De Graaf bedacht zich eenige oogenblikken. “Welaan!” zeide hij vervolgens: “breng hun een paar gulden: en daarbij onzen stelligen wil, dat zij na vier en twintig uren zich niet weder in onze Staten vertoonen, op straffe van aan den Rechter te worden overgeleverd, als schuldig aan duivelskunstenarijen. Gij hebt ons verstaan, Reinout! zorg dat zij het wel begrijpen:—en deel onzen last aan den Schout van Haarlem mede, dat hij voor de uitvoering zorge.—En nu, mijne Heeren! is het tijd van gaan. Wie ons liefheeft, volge ons.”

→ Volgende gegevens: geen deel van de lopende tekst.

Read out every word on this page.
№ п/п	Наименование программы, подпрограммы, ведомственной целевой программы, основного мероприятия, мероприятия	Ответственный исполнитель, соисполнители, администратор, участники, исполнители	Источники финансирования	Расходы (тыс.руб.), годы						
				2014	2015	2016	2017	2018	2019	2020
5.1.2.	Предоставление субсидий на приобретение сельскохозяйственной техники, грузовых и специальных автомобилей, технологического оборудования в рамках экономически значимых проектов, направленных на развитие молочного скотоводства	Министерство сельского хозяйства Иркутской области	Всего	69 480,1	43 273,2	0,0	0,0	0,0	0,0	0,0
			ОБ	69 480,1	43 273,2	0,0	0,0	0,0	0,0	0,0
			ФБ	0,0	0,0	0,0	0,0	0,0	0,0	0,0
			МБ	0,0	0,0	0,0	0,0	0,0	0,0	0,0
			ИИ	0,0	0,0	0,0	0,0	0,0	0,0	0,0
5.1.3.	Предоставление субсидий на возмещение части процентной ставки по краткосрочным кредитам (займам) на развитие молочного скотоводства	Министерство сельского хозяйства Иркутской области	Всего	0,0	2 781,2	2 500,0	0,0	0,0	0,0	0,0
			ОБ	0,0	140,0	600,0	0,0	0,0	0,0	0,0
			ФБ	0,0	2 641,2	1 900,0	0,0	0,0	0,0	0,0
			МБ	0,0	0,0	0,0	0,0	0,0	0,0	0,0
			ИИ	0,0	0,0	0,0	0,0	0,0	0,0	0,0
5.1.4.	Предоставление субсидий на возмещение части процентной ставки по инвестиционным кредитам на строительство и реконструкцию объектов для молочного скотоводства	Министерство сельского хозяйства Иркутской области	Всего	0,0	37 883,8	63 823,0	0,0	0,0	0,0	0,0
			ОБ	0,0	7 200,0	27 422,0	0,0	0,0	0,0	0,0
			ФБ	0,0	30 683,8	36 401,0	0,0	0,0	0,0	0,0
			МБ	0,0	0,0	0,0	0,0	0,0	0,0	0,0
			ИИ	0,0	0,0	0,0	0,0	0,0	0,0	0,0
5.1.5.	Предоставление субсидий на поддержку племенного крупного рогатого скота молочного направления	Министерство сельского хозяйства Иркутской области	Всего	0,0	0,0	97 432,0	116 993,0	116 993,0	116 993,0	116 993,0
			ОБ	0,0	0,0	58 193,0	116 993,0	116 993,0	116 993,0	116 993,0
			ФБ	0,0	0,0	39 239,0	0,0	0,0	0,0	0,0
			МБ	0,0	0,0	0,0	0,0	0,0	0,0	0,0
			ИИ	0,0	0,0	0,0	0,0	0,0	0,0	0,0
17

In weinige oogenblikken was de gansche stoet te paard gezeten en naar Haarlem in aantocht. Alleen Reinout en Deodaat bleven een poos achter, om den kokeler ’s Graven besluit mede te deelen, en volgden toen, ofschoon op eenigen afstand, den trein.

Het was eerst nabij het oude Johanniter-klooster, dat zij dien weder in ’t oog kregen en zagen, dat de Friezen, waarschijnlijk om den Graaf eer aan te doen, niet afstapten, maar mede naar Haarlem reden. “Hou even op,” zeide Reinout: “ik krijg daar een inval.”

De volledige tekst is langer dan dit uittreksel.